Something else ties what happens in Los Angeles to what happens in Central Appalachia and the so-called "Rust Belt." Mark Alston, mentioned above, has much that is helpful to say about housing discrimination in Los Angeles. He makes a good point that the money is too little and comes too late for many and that whatever advancements are made from this point depends much on who is designing and administering the next steps, but that the settlement may do some good. The Biden administration has done the right thing by prioritizing stopping and punishing redlining. But at the local and grassroots levels the settlements mentioned above will hit particular walls besides what Mr. Alston and West Virginia Attorney General Patrick Morrisey talk about.

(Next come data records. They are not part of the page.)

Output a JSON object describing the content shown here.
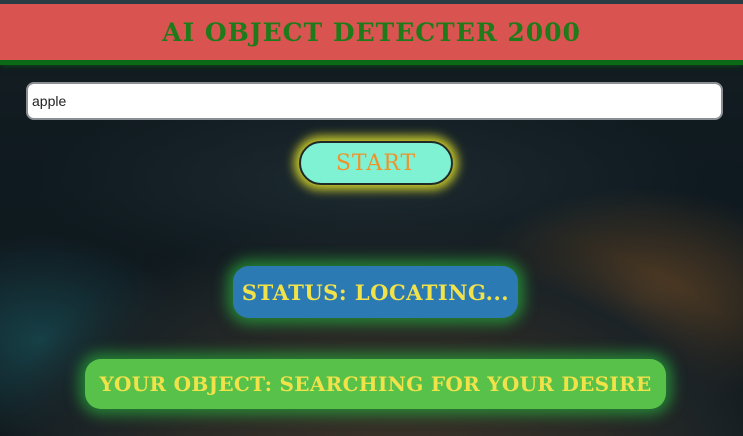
{
  "header": {
    "title": "AI OBJECT DETECTER 2000"
  },
  "search": {
    "value": "apple"
  },
  "controls": {
    "start_label": "START"
  },
  "status": {
    "text": "STATUS: LOCATING..."
  },
  "result": {
    "text": "YOUR OBJECT: SEARCHING FOR YOUR DESIRE"
  },
  "colors": {
    "header_bg": "#d95450",
    "header_text": "#1f7a1a",
    "start_bg": "#7ff2d4",
    "start_text": "#f0922a",
    "status_bg": "#2c7ab4",
    "result_bg": "#58c14a",
    "badge_text": "#f2e24a",
    "glow": "#28aa3c"
  }
}
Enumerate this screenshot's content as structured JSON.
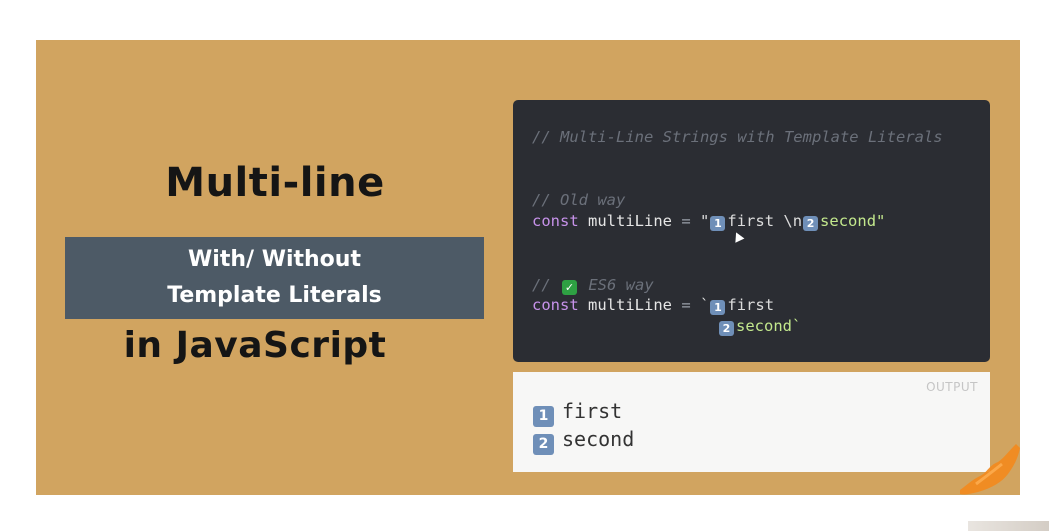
{
  "slide": {
    "title_top": "Multi-line",
    "band_line1": "With/ Without",
    "band_line2": "Template Literals",
    "title_bottom": "in JavaScript"
  },
  "code": {
    "comment_header": "// Multi-Line Strings with Template Literals",
    "comment_old": "// Old way",
    "comment_es6_prefix": "//",
    "comment_es6_suffix": " ES6 way",
    "check_icon": "check-mark-button-icon",
    "kw_const": "const",
    "ident_name": "multiLine",
    "op_eq": "=",
    "old_quote_open": "\"",
    "old_first": "first \\n",
    "old_second": "second\"",
    "es6_backtick_open": "`",
    "es6_first": "first",
    "es6_second": "second`",
    "keycap_one": "1",
    "keycap_two": "2"
  },
  "output": {
    "label": "OUTPUT",
    "line1": "first",
    "line2": "second",
    "keycap_one": "1",
    "keycap_two": "2"
  },
  "colors": {
    "slide_bg": "#d1a460",
    "band_bg": "#4d5a66",
    "code_bg": "#2b2d33",
    "keyword": "#c792ea",
    "comment": "#6b707a",
    "output_bg": "#f7f7f6",
    "brush_accent": "#f28a1e"
  }
}
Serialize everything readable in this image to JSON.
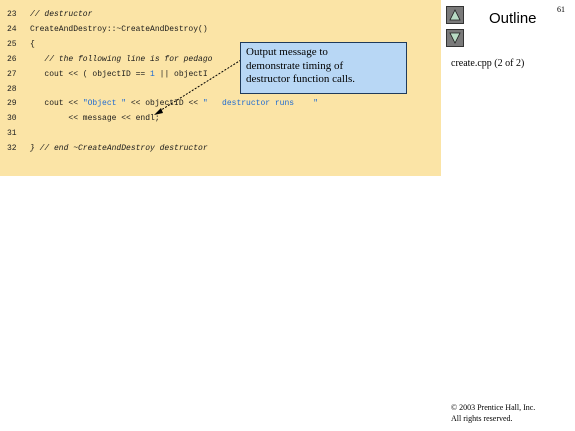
{
  "slide": {
    "page_number": "61",
    "outline_title": "Outline",
    "file_reference": "create.cpp (2 of 2)",
    "copyright_line1": "© 2003 Prentice Hall, Inc.",
    "copyright_line2": "All rights reserved."
  },
  "code": {
    "lines": [
      {
        "number": "23",
        "parts": [
          {
            "text": "// destructor",
            "kind": "comment"
          }
        ]
      },
      {
        "number": "24",
        "parts": [
          {
            "text": "CreateAndDestroy::~CreateAndDestroy()",
            "kind": "code"
          }
        ]
      },
      {
        "number": "25",
        "parts": [
          {
            "text": "{",
            "kind": "code"
          }
        ]
      },
      {
        "number": "26",
        "parts": [
          {
            "text": "   // the following line is for pedago",
            "kind": "comment"
          }
        ]
      },
      {
        "number": "27",
        "parts": [
          {
            "text": "   cout << ( objectID == ",
            "kind": "code"
          },
          {
            "text": "1",
            "kind": "string"
          },
          {
            "text": " || objectI",
            "kind": "code"
          }
        ]
      },
      {
        "number": "28",
        "parts": [
          {
            "text": "",
            "kind": "code"
          }
        ]
      },
      {
        "number": "29",
        "parts": [
          {
            "text": "   cout << ",
            "kind": "code"
          },
          {
            "text": "\"Object \"",
            "kind": "string"
          },
          {
            "text": " << objectID << ",
            "kind": "code"
          },
          {
            "text": "\"   destructor runs    \"",
            "kind": "string"
          }
        ]
      },
      {
        "number": "30",
        "parts": [
          {
            "text": "        << message << endl;",
            "kind": "code"
          }
        ]
      },
      {
        "number": "31",
        "parts": [
          {
            "text": "",
            "kind": "code"
          }
        ]
      },
      {
        "number": "32",
        "parts": [
          {
            "text": "} // end ~CreateAndDestroy destructor",
            "kind": "comment"
          }
        ]
      }
    ]
  },
  "callout": {
    "line1": "Output message to",
    "line2": "demonstrate timing of",
    "line3": "destructor function calls."
  },
  "nav": {
    "up_icon": "triangle-up-icon",
    "down_icon": "triangle-down-icon"
  },
  "colors": {
    "code_background": "#fbe4a6",
    "callout_background": "#b8d7f5",
    "string_color": "#1f6bd1"
  }
}
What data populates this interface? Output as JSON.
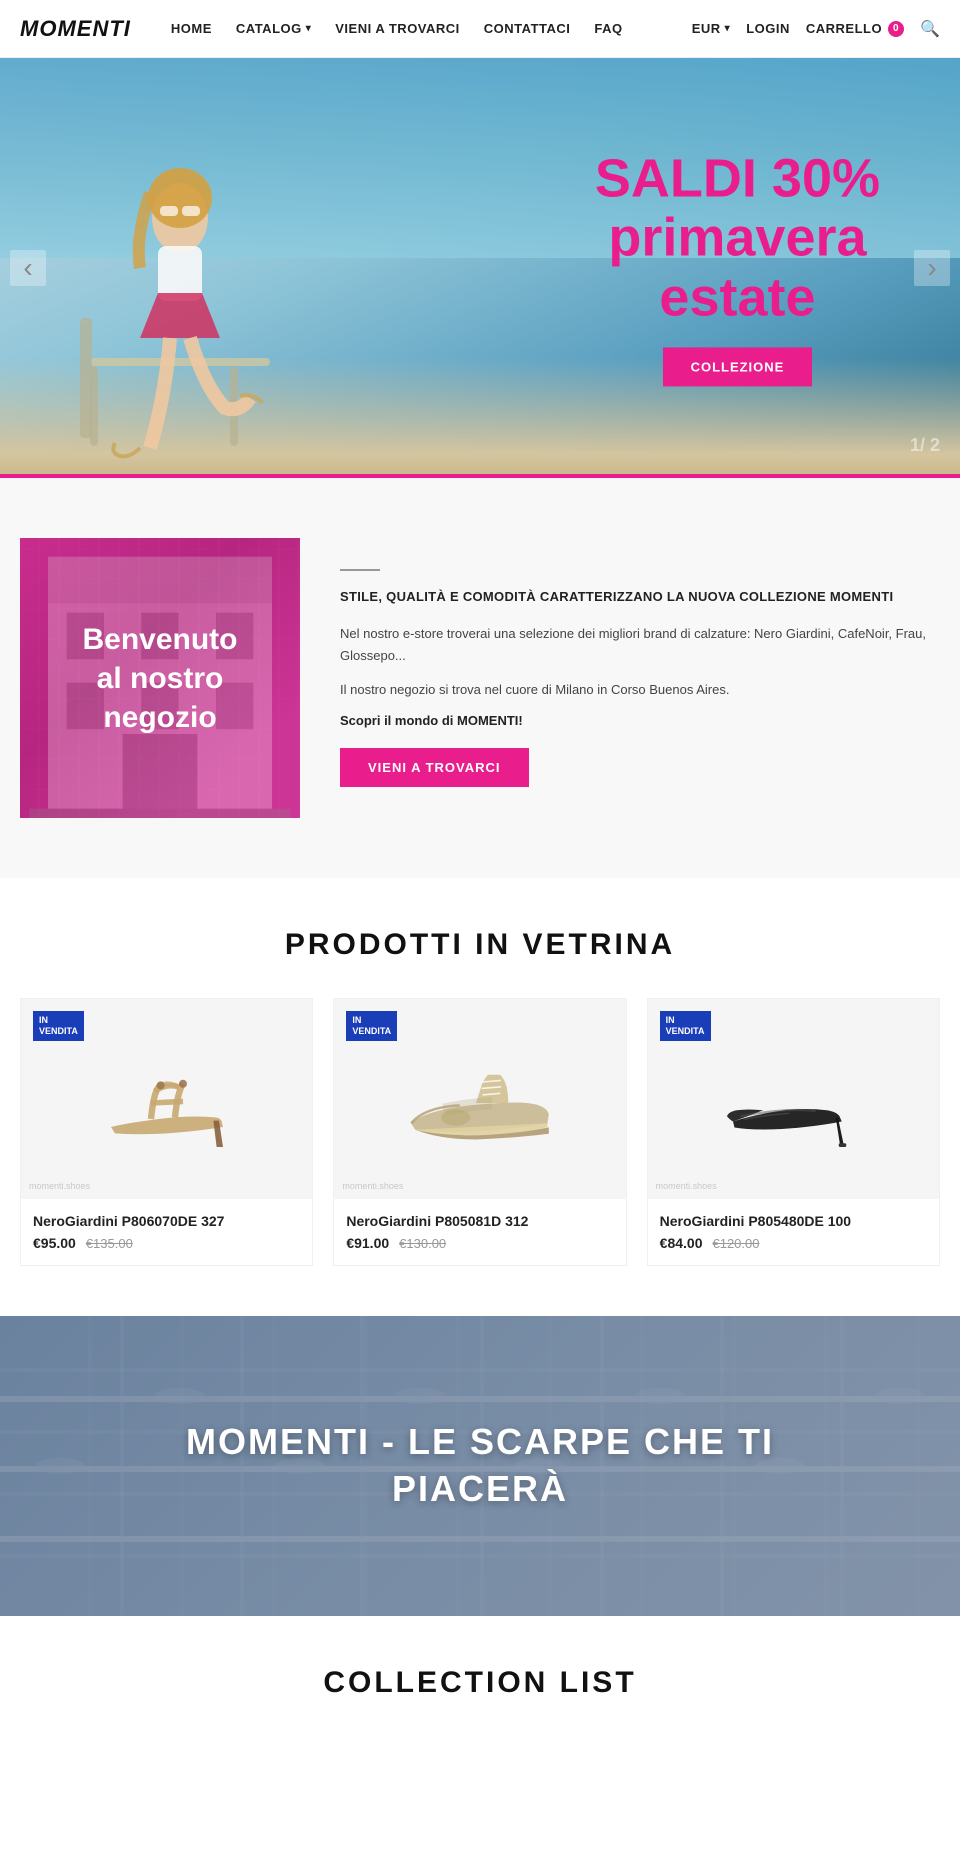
{
  "header": {
    "logo": "MOMENTI",
    "nav": [
      {
        "label": "HOME",
        "hasDropdown": false
      },
      {
        "label": "CATALOG",
        "hasDropdown": true
      },
      {
        "label": "VIENI A TROVARCI",
        "hasDropdown": false
      },
      {
        "label": "CONTATTACI",
        "hasDropdown": false
      },
      {
        "label": "FAQ",
        "hasDropdown": false
      },
      {
        "label": "EUR",
        "hasDropdown": true
      },
      {
        "label": "LOGIN",
        "hasDropdown": false
      },
      {
        "label": "CARRELLO",
        "hasDropdown": false,
        "badge": "0"
      }
    ]
  },
  "hero": {
    "title_line1": "SALDI 30%",
    "title_line2": "primavera",
    "title_line3": "estate",
    "cta_label": "COLLEZIONE",
    "slide_current": "1",
    "slide_total": "/ 2"
  },
  "about": {
    "image_text_line1": "Benvenuto",
    "image_text_line2": "al nostro",
    "image_text_line3": "negozio",
    "title": "STILE, QUALITÀ E COMODITÀ CARATTERIZZANO LA NUOVA COLLEZIONE MOMENTI",
    "desc1": "Nel nostro e-store troverai una selezione dei migliori brand di calzature: Nero Giardini, CafeNoir, Frau, Glossepo...",
    "desc2": "Il nostro negozio si trova nel cuore di Milano in Corso Buenos Aires.",
    "discover": "Scopri il mondo di MOMENTI!",
    "btn_label": "VIENI A TROVARCI"
  },
  "products": {
    "section_title": "PRODOTTI IN VETRINA",
    "items": [
      {
        "badge": "IN\nVENDITA",
        "name": "NeroGiardini P806070DE 327",
        "price": "€95.00",
        "original_price": "€135.00",
        "watermark": "momenti.shoes",
        "type": "sandal"
      },
      {
        "badge": "IN\nVENDITA",
        "name": "NeroGiardini P805081D 312",
        "price": "€91.00",
        "original_price": "€130.00",
        "watermark": "momenti.shoes",
        "type": "sneaker"
      },
      {
        "badge": "IN\nVENDITA",
        "name": "NeroGiardini P805480DE 100",
        "price": "€84.00",
        "original_price": "€120.00",
        "watermark": "momenti.shoes",
        "type": "pump"
      }
    ]
  },
  "banner": {
    "title_line1": "MOMENTI - LE SCARPE CHE TI",
    "title_line2": "PIACERÀ"
  },
  "collection": {
    "title": "COLLECTION LIST"
  }
}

Houselessness in Los Angeles and the conditions that are creating it and enabling it are swamping the region. Attorney General Morrisey has said that the money won in the West Virginia settlements will “provide help to those affected the most by this crisis in West Virginia,” but syringe laws and the state laws covering how naloxone is administered and paraphernalia laws and licensure requirements for harm reduction programs---all of them based on a fear-driven law-and-order worldview and the rejection of the idea that substance abuse is a disease or disorder---really limits the reach and the effectiveness of anti-drug and lifesaving efforts. In both L.A. and Central Appalachia, the money is there for companies or non-profits or state or local governments to administer programs, but the money is not there to empower people and give them the means of determining their own needs and destinies.




Now, imagine if a national peoples' movement came together and took on Big Pharma, the real estate industry, the banks, and all of the destructive and oppressive forces that destroy our communities and divide us. Imagine if people in Central Appalachia and L.A. and elsewhere were working from the same playbook and could see themselves and one another as leaders and if we operated from a point of solidarity with one another. If the small harm reduction efforts in West Virginia, the volunteer activists who pushed the Sacklers to the walls, and the leading poor and working-class Brown and Black activists in L.A. could win the kind of ground that they have then even stronger regional and national movements can win more, and they can win even more by being in solidarity with one another.